MarketInsight Feb. 22, 2016

Marlene BoerschMarket Insight

Major grains & oilseeds markets – It was a very quiet week in the markets; futures volumes were light, and cash sales also. Egypt was the most significant cash wheat trade following a change in their ergot requirement. Weekly export numbers for corn were very good while soybeans and wheat were in line with trade expectations. The weather was normal with the exception of heavy rains in parts of Argentina. The markets will be watching what the USDA has to say in their Outlook Conference this week and we expect trade to again be quite slow. The markets were slightly higher on the week and we expect the same in the coming week.

Funds did nothing this week to their overall positions. Speculator/speculative funds did buy some soybeans and sell corn, but this did little to support soybeans.

Soybeans – No new US sales were registered to China and low Chinese US imports for January are a little bearish on soybeans.

Prices are more favorable for corn planting than soybeans, but we do not think this can improve prices in soybeans for the next 60 days. The ratio is about right for old crop but too low for new crop soybeans.

New crop soybean prices and the low Canadian dollar should encourage the planting of more soybeans in Western Canada.

Canola – We have increased our export projections based upon year-to-date performance. At current price levels it is likely we will see more go to the EU, Pakistan, Bangladesh, and to the US. We still need China to pick up the pace. Canola continues to be priced competitively-enough to both soybeans and palm oil to encourage demand in both old and new crop. The continuance of very high weekly deliveries leads to further questions regarding the size of this crop; is it a monster, or were deliveries are front-end loaded due to lousy wheat bids? Obviously, it is much above the 13.3-myn tonnes that was the early call.

Flaxseed – We note that AAFC finally lowered their export forecast for 2015/15 from 800k mt (previously 840k mt) to 700k mt. Mercantile had long questioned the validity of that forecast, as we could not confirm such a high export number when assessing the market destination by destination. However, AAFC is lowering ending stocks at the same time by increasing domestic use from 98k mt to 219k mt. It is not clear if this merely a fudging exercise to make their number work; in any case these would be a historically high F/S/W number. – Mercantile thinks that their ending stocks number is too low given the tepid export pace.
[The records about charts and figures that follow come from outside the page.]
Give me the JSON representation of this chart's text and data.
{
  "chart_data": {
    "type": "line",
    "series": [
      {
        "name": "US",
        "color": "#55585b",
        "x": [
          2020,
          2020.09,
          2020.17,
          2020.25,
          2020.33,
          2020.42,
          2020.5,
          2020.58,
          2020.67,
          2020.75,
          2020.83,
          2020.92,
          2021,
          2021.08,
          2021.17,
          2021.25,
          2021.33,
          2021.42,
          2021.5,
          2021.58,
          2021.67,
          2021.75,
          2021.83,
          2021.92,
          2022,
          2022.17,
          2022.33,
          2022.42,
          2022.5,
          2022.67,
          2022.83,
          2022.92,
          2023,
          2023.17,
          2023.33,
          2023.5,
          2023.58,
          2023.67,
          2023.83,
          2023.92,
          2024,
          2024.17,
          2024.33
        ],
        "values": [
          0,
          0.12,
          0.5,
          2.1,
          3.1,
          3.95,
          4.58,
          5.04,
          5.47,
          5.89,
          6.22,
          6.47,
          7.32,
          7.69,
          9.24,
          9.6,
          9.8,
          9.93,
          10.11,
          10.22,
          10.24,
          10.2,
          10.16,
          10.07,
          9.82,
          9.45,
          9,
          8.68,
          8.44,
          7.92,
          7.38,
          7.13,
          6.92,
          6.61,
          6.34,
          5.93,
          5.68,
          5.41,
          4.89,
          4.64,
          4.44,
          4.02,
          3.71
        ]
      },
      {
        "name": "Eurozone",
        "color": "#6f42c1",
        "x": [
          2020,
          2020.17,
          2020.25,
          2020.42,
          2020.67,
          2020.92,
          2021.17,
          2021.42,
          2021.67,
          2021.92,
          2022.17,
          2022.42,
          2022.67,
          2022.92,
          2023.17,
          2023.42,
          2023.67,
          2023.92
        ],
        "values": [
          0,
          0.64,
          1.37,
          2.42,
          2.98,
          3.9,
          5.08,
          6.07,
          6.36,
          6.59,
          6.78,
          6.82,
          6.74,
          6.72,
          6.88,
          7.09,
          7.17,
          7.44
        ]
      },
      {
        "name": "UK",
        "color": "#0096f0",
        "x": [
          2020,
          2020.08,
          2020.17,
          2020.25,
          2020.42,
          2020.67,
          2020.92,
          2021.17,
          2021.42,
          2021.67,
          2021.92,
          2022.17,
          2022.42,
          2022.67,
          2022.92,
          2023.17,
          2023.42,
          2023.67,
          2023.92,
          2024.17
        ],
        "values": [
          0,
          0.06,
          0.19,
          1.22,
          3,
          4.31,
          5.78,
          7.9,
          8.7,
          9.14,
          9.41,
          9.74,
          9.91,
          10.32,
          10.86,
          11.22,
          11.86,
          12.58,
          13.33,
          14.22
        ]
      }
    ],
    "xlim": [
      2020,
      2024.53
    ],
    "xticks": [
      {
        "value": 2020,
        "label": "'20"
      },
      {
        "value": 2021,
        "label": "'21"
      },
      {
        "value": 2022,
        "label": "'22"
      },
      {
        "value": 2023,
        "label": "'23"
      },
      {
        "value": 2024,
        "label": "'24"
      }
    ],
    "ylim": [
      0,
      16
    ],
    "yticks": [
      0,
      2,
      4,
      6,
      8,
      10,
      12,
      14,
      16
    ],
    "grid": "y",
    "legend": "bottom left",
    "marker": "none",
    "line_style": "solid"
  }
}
Wheat – Old crop cash remains heavy and the trade now awaits the USDA’s Outlook Conference for a first real look at new crop potential. New crop production is expected to be reduced significantly, and with the large short positions in CBOT futures for the time being we feel the downside to the market is limited.

Durum – AAFC’s Feb balance sheet update forecast 16/17 Canadian durum area would grow 2% on the crop year to 2.4 myn ha – due relatively higher 15/16 price versus HRS. Output grows 9% to 5.9 myn mt versus 5.389 myn in 15/16 (due a return to trend yield). Carryout was forecast to increase 18% on the crop year to 1.3 myn mt versus 1.1 myn in 15/16.

Feed Grains – The markets rose a bit this week but cash markets remain well supplied.

In the short term, we cannot see much reason for a rally unless there is bullish news from the USDA Outlook Conference.

Peas Domestically, there have been good spot bids available for peas as exporters try to finish unit trains, but we think activities will slow down forward when tonnages become too small for bulk shipments. Commercial trading was very quiet this week because China had been off for their New Year’s celebrations, but they should be back in the market in this coming week. India was quiet as well as many traders were attending a pulse conference in Jaipur, India. We expect them back in the market next week, but only for smaller purchases. India, China, and Bangladesh combined represent about 88% of the pea market year-to-date, so when they are absent things quiet down considerably.

Lentils – Green lentil prices remain very strong as availability deteriorates. This also means that very few tonnes of lentils are fetching the top prices. Current crop red lentils still fetch $47-$48/ cwt, especially from those exporters who can also split red lentils. Processors are concerned about having little or no product to process after March/ April, and are trying to secure what’s left. We expect the level of carryout for lentils to be even smaller than that for peas, which is the supporting factor behind the strong old crop prices.